An Lá Deireanach
Quelques heures plus tard, ils traversaient de
nouveau le pâturage, lavés par la rivière et séchés par le soleil,
fatigués, affamés et rafraîchis, quand Razi se crispa et
interrompit sa marche. Wynter leva les yeux et aperçut Christopher
qui venait à leur rencontre, cheveux au vent.
« Où étiez-vous ? appela-t-il. Je vous
cherchais ! »
Il était très soigné, vêtu de ses vêtements les
plus propres, les manches de son maillot remontées jusqu'aux
épaules. À la grande surprise de Wynter, le haut de ses bras
scintillait d'argent. Il s'arrêta devant eux, et elle regarda les
emblèmes d'Ours qui décoraient ces bracelets.
« Christopher… où… ?
commença-t-elle.
— On nous a invités à dîner, la coupa-t-il. Ce
n'est pas formel, mettez simplement des vêtements propres.
— Mais Chris », répéta-t-elle, tendant la
main vers les bracelets.
Il retira son bras pour échapper à son contact.
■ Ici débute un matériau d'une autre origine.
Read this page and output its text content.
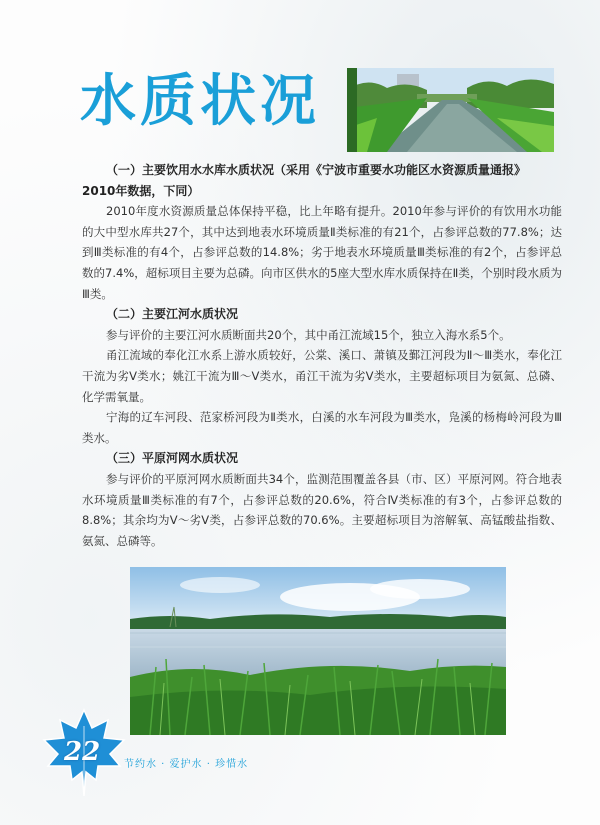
水质状况

（一）主要饮用水水库水质状况（采用《宁波市重要水功能区水资源质量通报》

2010年数据，下同）

2010年度水资源质量总体保持平稳，比上年略有提升。2010年参与评价的有饮用水功能的大中型水库共27个，其中达到地表水环境质量Ⅱ类标准的有21个，占参评总数的77.8%；达到Ⅲ类标准的有4个，占参评总数的14.8%；劣于地表水环境质量Ⅲ类标准的有2个，占参评总数的7.4%，超标项目主要为总磷。向市区供水的5座大型水库水质保持在Ⅱ类，个别时段水质为Ⅲ类。

（二）主要江河水质状况

参与评价的主要江河水质断面共20个，其中甬江流域15个，独立入海水系5个。

甬江流域的奉化江水系上游水质较好，公棠、溪口、萧镇及鄞江河段为Ⅱ～Ⅲ类水，奉化江干流为劣Ⅴ类水；姚江干流为Ⅲ～Ⅴ类水，甬江干流为劣Ⅴ类水，主要超标项目为氨氮、总磷、化学需氧量。

宁海的辽车河段、范家桥河段为Ⅱ类水，白溪的水车河段为Ⅲ类水，凫溪的杨梅岭河段为Ⅲ类水。

（三）平原河网水质状况

参与评价的平原河网水质断面共34个，监测范围覆盖各县（市、区）平原河网。符合地表水环境质量Ⅲ类标准的有7个，占参评总数的20.6%，符合Ⅳ类标准的有3个，占参评总数的8.8%；其余均为Ⅴ～劣Ⅴ类，占参评总数的70.6%。主要超标项目为溶解氧、高锰酸盐指数、氨氮、总磷等。

22 节约水 · 爱护水 · 珍惜水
« C'est Sól et Ash qui me les ont offerts. » Wynter
croisa son regard. Les bracelets merrons étaient bien plus qu'un
simple cadeau. C'était un pacte. Une promesse. Ils témoignaient
d'une appartenance. Christopher détourna les yeux. « Le dîner
aura lieu dans la tente d'Ashkr. Ne tardez pas trop. » Il
repartit.
« Chris… » commença Razi.
Christopher s'arrêta.
« Ne sois pas fâché. »
Christopher voûta les
épaules, mais ne se retourna pas. « Allez vous changer. Nous
nous verrons au dîner. » Puis il traversa à grandes enjambées
le camp enfumé vers la tente d'Ashkr.
Razi alla pour le suivre. Wynter le rattrapa par
le bras. « Razi. L'artisan t'appelle. » Il vit que
l'homme lui faisait signe depuis la porte de sa tente.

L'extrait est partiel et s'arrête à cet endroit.